I've given up trying to remove the beetles altogether (BTW: I don't think they bother watermelon as much as other melons). They are ok as long as you have healthy fast growing plants. One other discovery: I read that certain types of squash (like the dark green zucchini) give off more of the scent that attracts cucumber beetles. I have found that if I make sure I plant some zucchini early like the melons and close by, once the zucchini starts flowering, the beetles prefer it and there are many less on my melon plants. I've never had an issue with my quantity of zucchini - the beetles don't seem to put a dent in it.

Keep trying!

Chris


----------



## Paquebot (May 10, 2002)

One purpose for removing soil down to at least 2' is that one then knows what's down there and assures that there is reasonable drainage.
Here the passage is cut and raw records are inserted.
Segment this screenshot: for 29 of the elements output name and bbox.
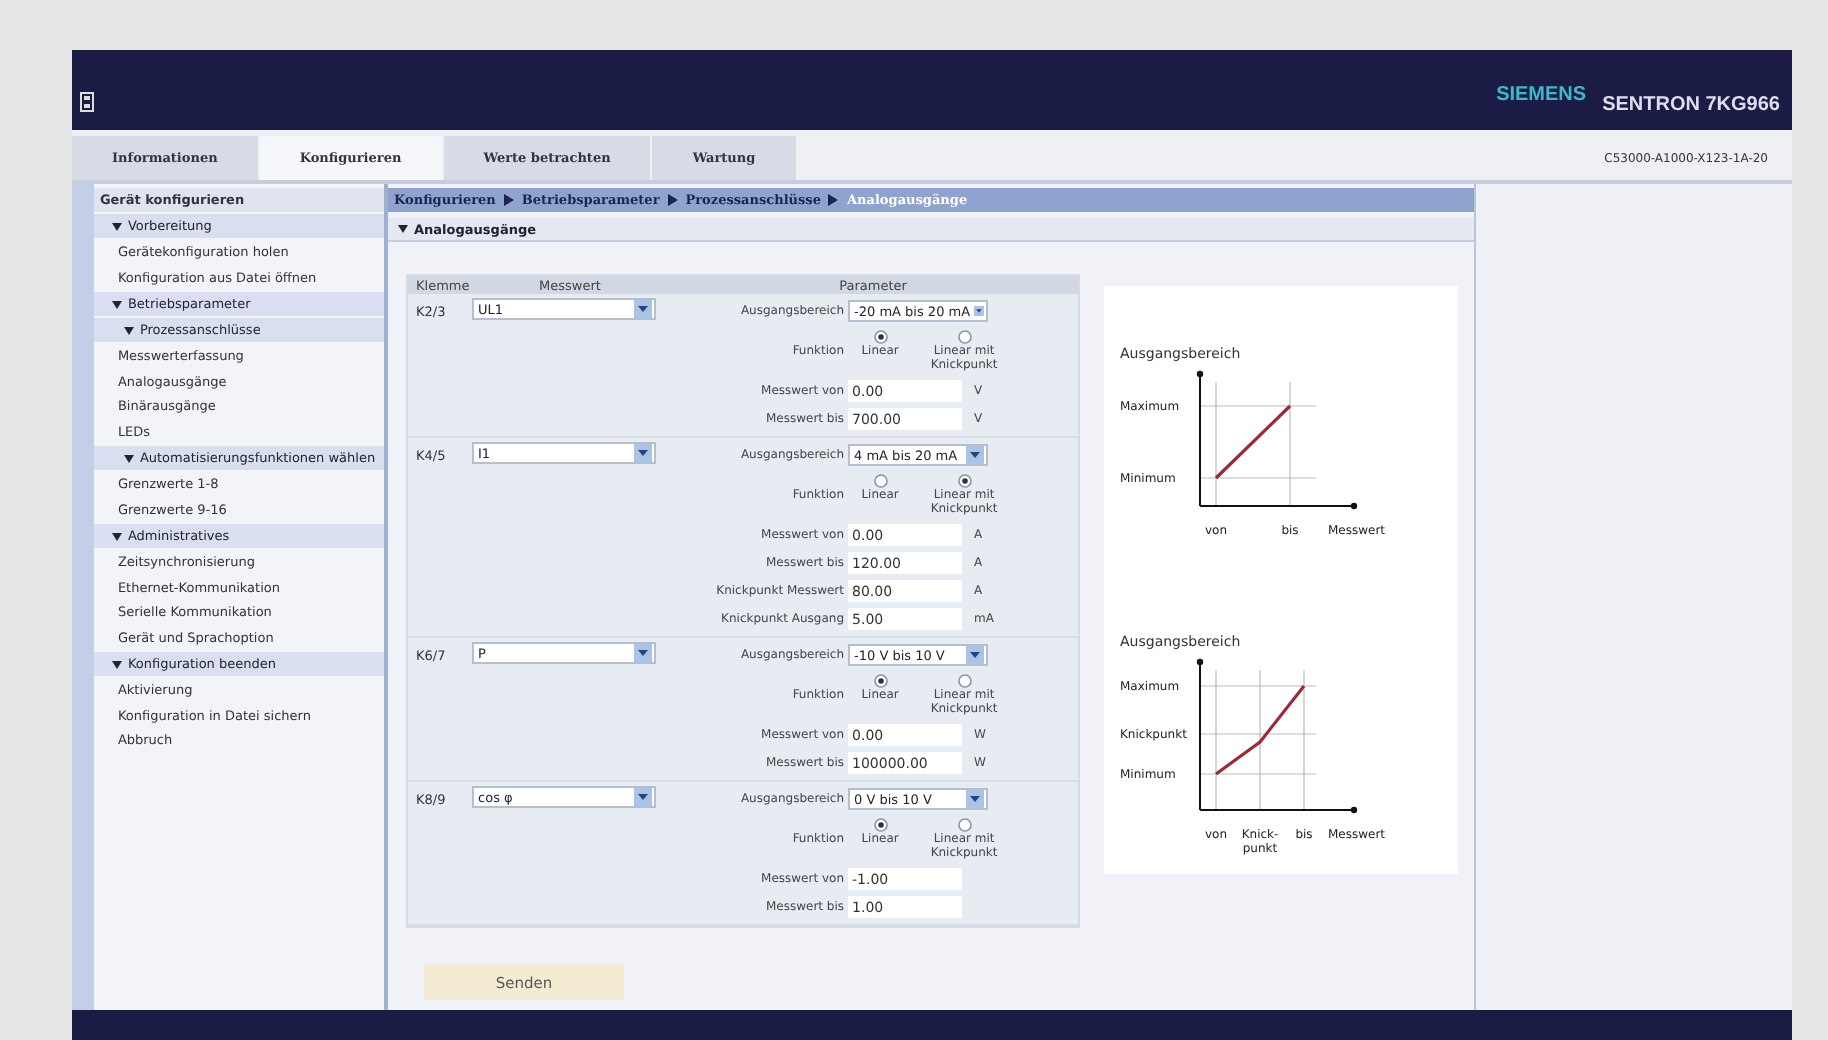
- triangle-icon: [111, 659, 122, 669]
- radio-button[interactable]: [957, 674, 972, 688]
- radio-button[interactable]: [957, 330, 972, 344]
- dropdown-icon: [634, 644, 653, 662]
- triangle-icon: [398, 224, 409, 234]
- triangle-icon: [111, 299, 122, 309]
- dropdown-icon: [966, 446, 985, 464]
- triangle-icon: [111, 531, 122, 541]
- radio-button[interactable]: [957, 818, 972, 832]
- arrow-icon: [667, 194, 678, 206]
- dropdown-icon: [966, 790, 985, 808]
- arrow-icon: [503, 194, 514, 206]
- radio-button[interactable]: [873, 474, 888, 488]
- radio-button[interactable]: [873, 330, 888, 344]
- triangle-icon: [111, 221, 122, 231]
- product-name: SENTRON 7KG966: [1602, 94, 1780, 116]
- radio-button[interactable]: [873, 674, 888, 688]
- dropdown-icon: [634, 444, 653, 462]
- brand-logo: SIEMENS: [1496, 84, 1587, 106]
- dropdown-icon: [974, 302, 985, 320]
- radio-button[interactable]: [957, 474, 972, 488]
- dropdown-icon: [966, 646, 985, 664]
- arrow-icon: [828, 194, 839, 206]
- dropdown-icon: [634, 788, 653, 806]
- radio-button[interactable]: [873, 818, 888, 832]
- triangle-icon: [123, 325, 134, 335]
- device-icon: [80, 92, 94, 112]
- dropdown-icon: [634, 300, 653, 318]
- triangle-icon: [123, 453, 134, 463]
Melons are dessert lovers and seek out their nutrients much deeper than most garden plants. Many of our normal soils are literally skin deep with only the top 6 to 8 inches being somewhat decent. Then it deteriorates from there on downward. I do the same thing with my tomatoes except that half of the soil is returned to the hole after mixing. Tremendous difference when the roots don't have to force their way through the initial silt and clay underlay. 

Martin


----------



## geo in mi (Nov 14, 2008)

Callieslamb said:


> Uh...just down the road from me there is a watermelon processing plant - Michigan watermelons. They do about 20 BUS LOADS of watermelons a day .....THey use lots of those plastic tunnels!
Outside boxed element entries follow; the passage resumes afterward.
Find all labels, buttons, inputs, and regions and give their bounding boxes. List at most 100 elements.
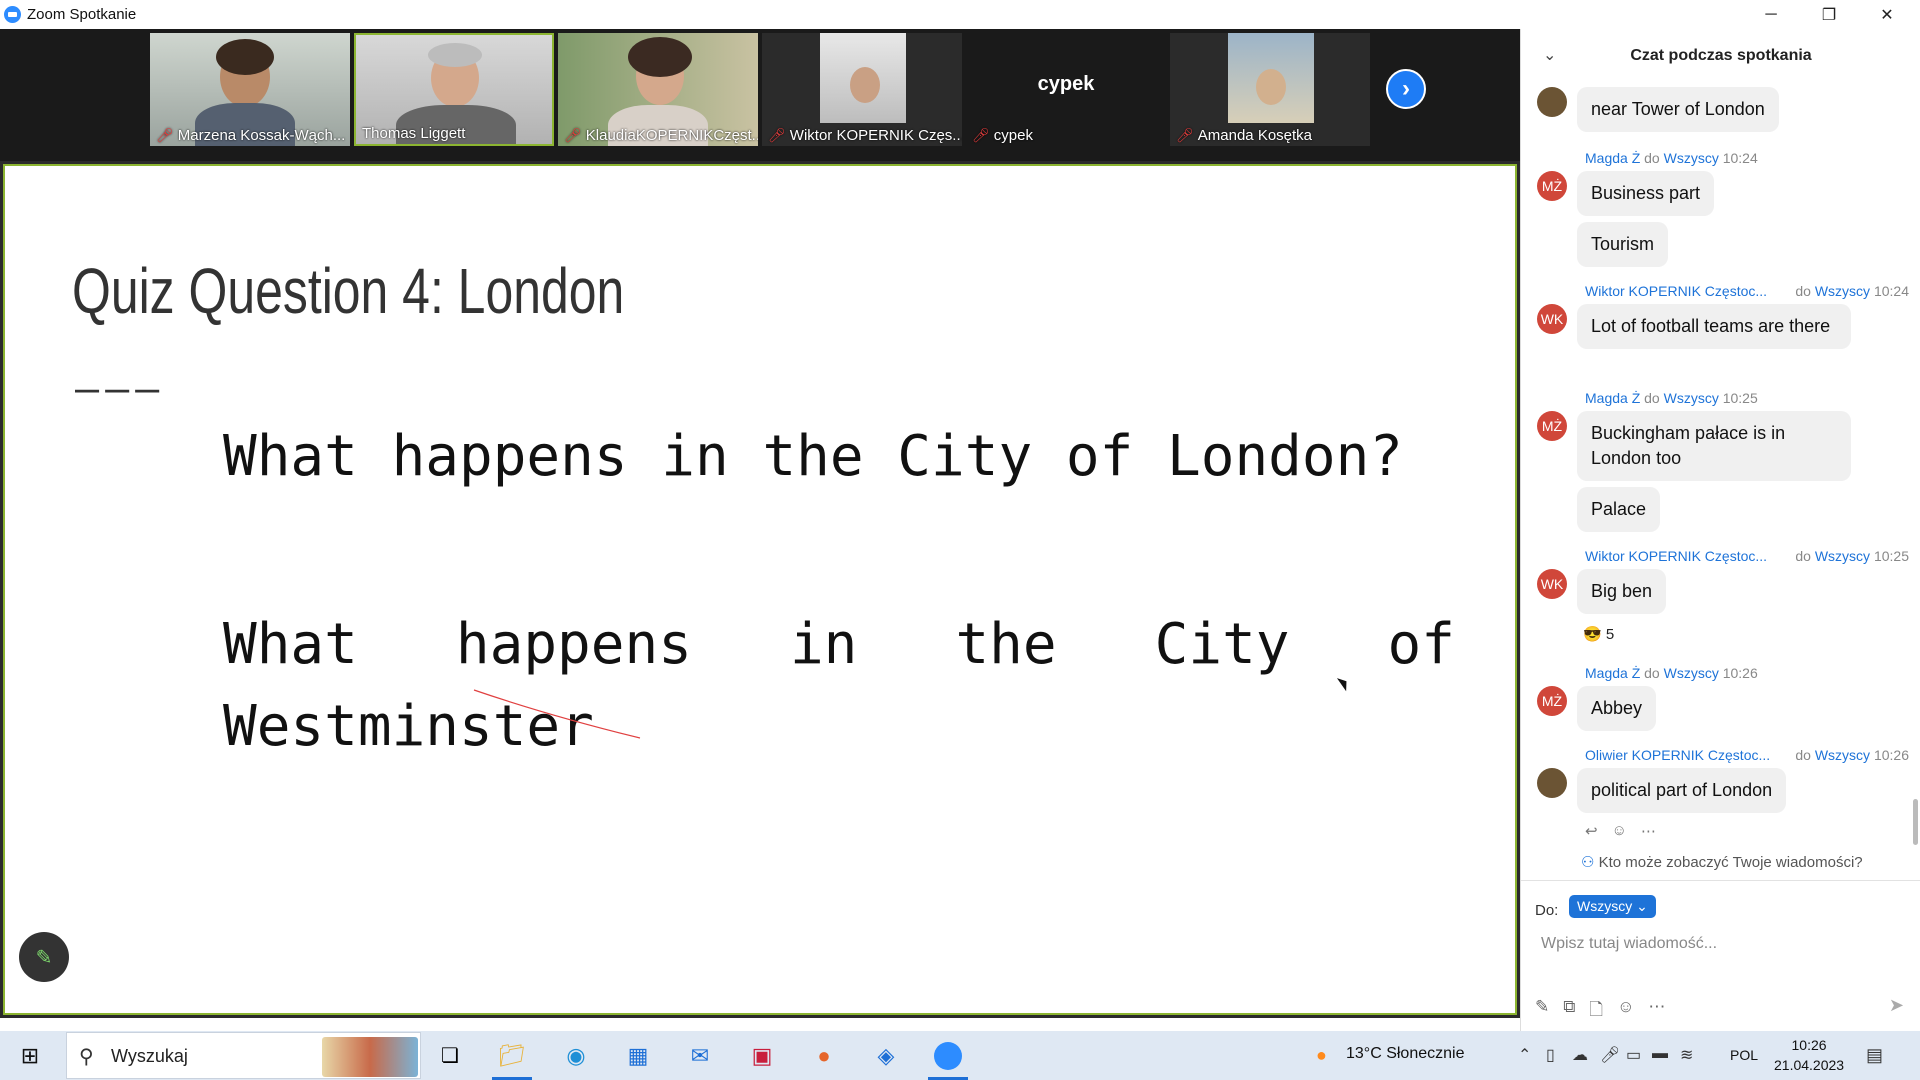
zoom-app-icon[interactable] — [926, 1031, 970, 1080]
search-highlight-image — [322, 1037, 418, 1077]
muted-mic-icon: 🎤︎ — [972, 127, 990, 143]
avatar — [1537, 87, 1567, 117]
cloud-icon[interactable]: ☁︎ — [1572, 1045, 1588, 1065]
people-icon: ⚇ — [1581, 854, 1599, 871]
emoji-icon[interactable]: ☺︎ — [1617, 997, 1634, 1026]
clock-date: 21.04.2023 — [1774, 1057, 1845, 1073]
search-icon: ⚲ — [79, 1046, 94, 1068]
participant-tile-active-speaker[interactable]: Thomas Liggett — [354, 33, 554, 146]
taskbar: ⊞ ⚲ Wyszukaj ❏ 📁︎ ◉ ▦ ✉︎ ▣ ● ◈ ● 13°C Sł… — [0, 1031, 1920, 1080]
participant-tile[interactable]: cypek 🎤︎ cypek — [966, 33, 1166, 146]
chat-message: near Tower of London — [1577, 87, 1779, 132]
muted-mic-icon: 🎤︎ — [564, 127, 582, 143]
notification-icon[interactable]: ▤ — [1866, 1045, 1883, 1066]
video-strip: 🎤︎ Marzena Kossak-Wąch... Thomas Liggett … — [0, 29, 1520, 161]
chat-message: Business part — [1577, 171, 1715, 216]
screenshot-icon[interactable]: ⧉ — [1563, 997, 1575, 1026]
chat-meta: Magda Ż do Wszyscy 10:25 — [1585, 390, 1758, 406]
avatar — [1537, 768, 1567, 798]
annotation-stroke — [473, 689, 641, 739]
close-button[interactable]: ✕ — [1858, 0, 1916, 29]
reaction-badge[interactable]: 😎 5 — [1583, 625, 1614, 643]
chat-panel: ⌄ Czat podczas spotkania near Tower of L… — [1520, 29, 1920, 1031]
chat-message: Abbey — [1577, 686, 1657, 731]
avatar: WK — [1537, 304, 1567, 334]
avatar: MŻ — [1537, 686, 1567, 716]
participant-tile[interactable]: 🎤︎ KlaudiaKOPERNIKCzęst... — [558, 33, 758, 146]
chat-message: Buckingham pałace is in London too — [1577, 411, 1851, 481]
edge-icon[interactable]: ◉ — [554, 1031, 598, 1080]
mail-icon[interactable]: ✉︎ — [678, 1031, 722, 1080]
chat-meta: Oliwier KOPERNIK Częstoc... do Wszyscy 10… — [1585, 747, 1909, 763]
avatar: MŻ — [1537, 411, 1567, 441]
chat-meta: Wiktor KOPERNIK Częstoc... do Wszyscy 10:… — [1585, 548, 1909, 564]
chevron-down-icon: ⌄ — [1636, 898, 1648, 914]
chat-message: Lot of football teams are there — [1577, 304, 1851, 349]
avatar: MŻ — [1537, 171, 1567, 201]
chat-title: Czat podczas spotkania — [1630, 47, 1812, 64]
chat-meta: Wiktor KOPERNIK Częstoc... do Wszyscy 10:… — [1585, 283, 1909, 299]
format-icon[interactable]: ✎ — [1535, 997, 1549, 1026]
more-icon[interactable]: ⋯ — [1641, 822, 1656, 840]
participant-name: 🎤︎ Amanda Kosętka — [1176, 127, 1313, 144]
visibility-notice[interactable]: ⚇ Kto może zobaczyć Twoje wiadomości? — [1581, 853, 1863, 871]
participant-tile[interactable]: 🎤︎ Marzena Kossak-Wąch... — [150, 33, 350, 146]
microphone-icon[interactable]: 🎤︎ — [1600, 1045, 1620, 1065]
slide-divider: ——— — [75, 366, 166, 412]
recipient-dropdown[interactable]: Wszyscy ⌄ — [1569, 895, 1656, 918]
chat-scrollbar[interactable] — [1913, 799, 1918, 845]
app-icon[interactable]: ◈ — [864, 1031, 908, 1080]
message-actions: ↩︎ ☺︎ ⋯ — [1585, 822, 1656, 840]
more-icon[interactable]: ⋯ — [1648, 997, 1665, 1026]
reply-icon[interactable]: ↩︎ — [1585, 822, 1598, 840]
slide-title: Quiz Question 4: London — [72, 255, 625, 327]
chat-header: ⌄ Czat podczas spotkania — [1521, 29, 1920, 85]
slide-canvas: Quiz Question 4: London ——— What happens… — [3, 164, 1517, 1015]
next-page-chevron-icon[interactable]: › — [1386, 69, 1426, 109]
file-icon[interactable]: 🗋︎ — [1589, 997, 1603, 1026]
slide-question-1: What happens in the City of London? — [223, 424, 1404, 489]
participant-name: Thomas Liggett — [362, 125, 466, 142]
weather-icon: ● — [1316, 1045, 1327, 1065]
muted-mic-icon: 🎤︎ — [768, 127, 786, 143]
composer-toolbar: ✎ ⧉ 🗋︎ ☺︎ ⋯ — [1535, 997, 1665, 1026]
participant-name: 🎤︎ Marzena Kossak-Wąch... — [156, 127, 346, 144]
chevron-up-icon[interactable]: ⌃ — [1518, 1045, 1531, 1065]
clock-time: 10:26 — [1791, 1037, 1827, 1053]
send-icon[interactable]: ➤ — [1889, 995, 1904, 1016]
message-input[interactable]: Wpisz tutaj wiadomość... — [1541, 935, 1717, 953]
participant-tile[interactable]: 🎤︎ Amanda Kosętka — [1170, 33, 1370, 146]
battery-icon[interactable]: ▬ — [1652, 1045, 1668, 1063]
wifi-icon[interactable]: ≋ — [1680, 1045, 1693, 1065]
participant-name: 🎤︎ Wiktor KOPERNIK Częs... — [768, 127, 962, 144]
gift-icon[interactable]: ▣ — [740, 1031, 784, 1080]
maximize-button[interactable]: ❐ — [1800, 0, 1858, 29]
clock[interactable]: 10:26 21.04.2023 — [1774, 1035, 1844, 1075]
task-view-icon[interactable]: ❏ — [430, 1031, 470, 1080]
participant-name: 🎤︎ cypek — [972, 127, 1033, 144]
participant-tile[interactable]: 🎤︎ Wiktor KOPERNIK Częs... — [762, 33, 962, 146]
shared-screen: Quiz Question 4: London ——— What happens… — [0, 161, 1520, 1018]
emoji-reaction-icon[interactable]: ☺︎ — [1612, 822, 1627, 840]
minimize-button[interactable]: ─ — [1742, 0, 1800, 29]
chat-message: Big ben — [1577, 569, 1667, 614]
participant-video-label: cypek — [1037, 73, 1095, 95]
chat-message: Tourism — [1577, 222, 1669, 267]
firefox-icon[interactable]: ● — [802, 1031, 846, 1080]
annotate-pen-icon[interactable]: ✎ — [19, 932, 69, 982]
start-windows-icon[interactable]: ⊞ — [0, 1031, 60, 1080]
window-title: Zoom Spotkanie — [27, 6, 137, 23]
muted-mic-icon: 🎤︎ — [1176, 127, 1194, 143]
display-icon[interactable]: ▭ — [1626, 1045, 1641, 1065]
zoom-logo-icon — [4, 6, 21, 23]
divider — [1521, 880, 1920, 881]
device-icon[interactable]: ▯ — [1546, 1045, 1555, 1065]
search-box[interactable]: ⚲ Wyszukaj — [66, 1032, 421, 1079]
participant-name: 🎤︎ KlaudiaKOPERNIKCzęst... — [564, 127, 758, 144]
weather-text[interactable]: 13°C Słonecznie — [1346, 1045, 1464, 1063]
language-indicator[interactable]: POL — [1730, 1047, 1758, 1063]
file-explorer-icon[interactable]: 📁︎ — [490, 1031, 534, 1080]
store-icon[interactable]: ▦ — [616, 1031, 660, 1080]
chat-message: political part of London — [1577, 768, 1787, 813]
chat-meta: Magda Ż do Wszyscy 10:26 — [1585, 665, 1758, 681]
I did a Google search. That would probably be Great Lakes Produce & Marketing allied with Kerlikowske Farms. They have about 600 acres in SW Mich of their own and under contract. Also growing regions:
Niles, Michigan
Bainbridge, Georgia
Vincennes, Indiana
South Florida

You would have to mimic their methods for their "Crunchy Red" watermelons, as their pictures show:
Sandy soil, raised beds, black plastic, John Deere equipment.....

Even they admit that it is a slight gamble in their location. Hence, in order to supply melons in the volume to the supermarket chains as they do, they probably hedge their bets by growing in the regions listed above.
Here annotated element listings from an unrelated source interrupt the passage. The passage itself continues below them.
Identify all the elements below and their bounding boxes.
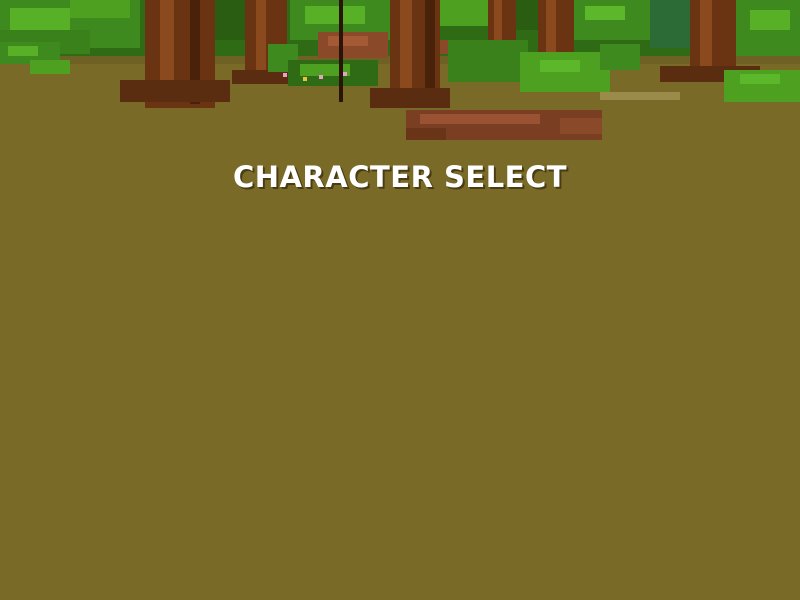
title-bar: CHARACTER SELECT bbox=[0, 159, 800, 195]
screen-title: CHARACTER SELECT bbox=[232, 160, 568, 194]
tree-trunk bbox=[538, 0, 574, 58]
forest-background bbox=[0, 0, 800, 160]
bush bbox=[724, 70, 800, 102]
stick bbox=[339, 0, 343, 102]
game-screen: CHARACTER SELECT bbox=[0, 0, 800, 600]
dirt-patch bbox=[406, 110, 602, 140]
As a teenager, I worked for a local farmer who had a fruit market. He grew tomatoes for the early market down in Vincennes, on some very sandy soil. We would ride down in the back of his farm truck overnight, pick tomatoes all day, then range out in the back country to get peaches, cantaloupes(in Indiana we called them mushmelons), and watermelons to fill up the rest of the truck. Vincennes claimed to be the "Watermelon Capital of the World" at that time. There was also a huge farm produce mkt in Indianapolis, also in Benton Harbor, where local fruit farmers could take their produce. I guess those days are gone forever with the big corporations, huh?

And, can you imagine teenagers doing that kind of work today? We had fun though, throwing tomatoes at each other, lobbing melons off the back of the truck, setting the truck's straw on fire smoking cigars....


----------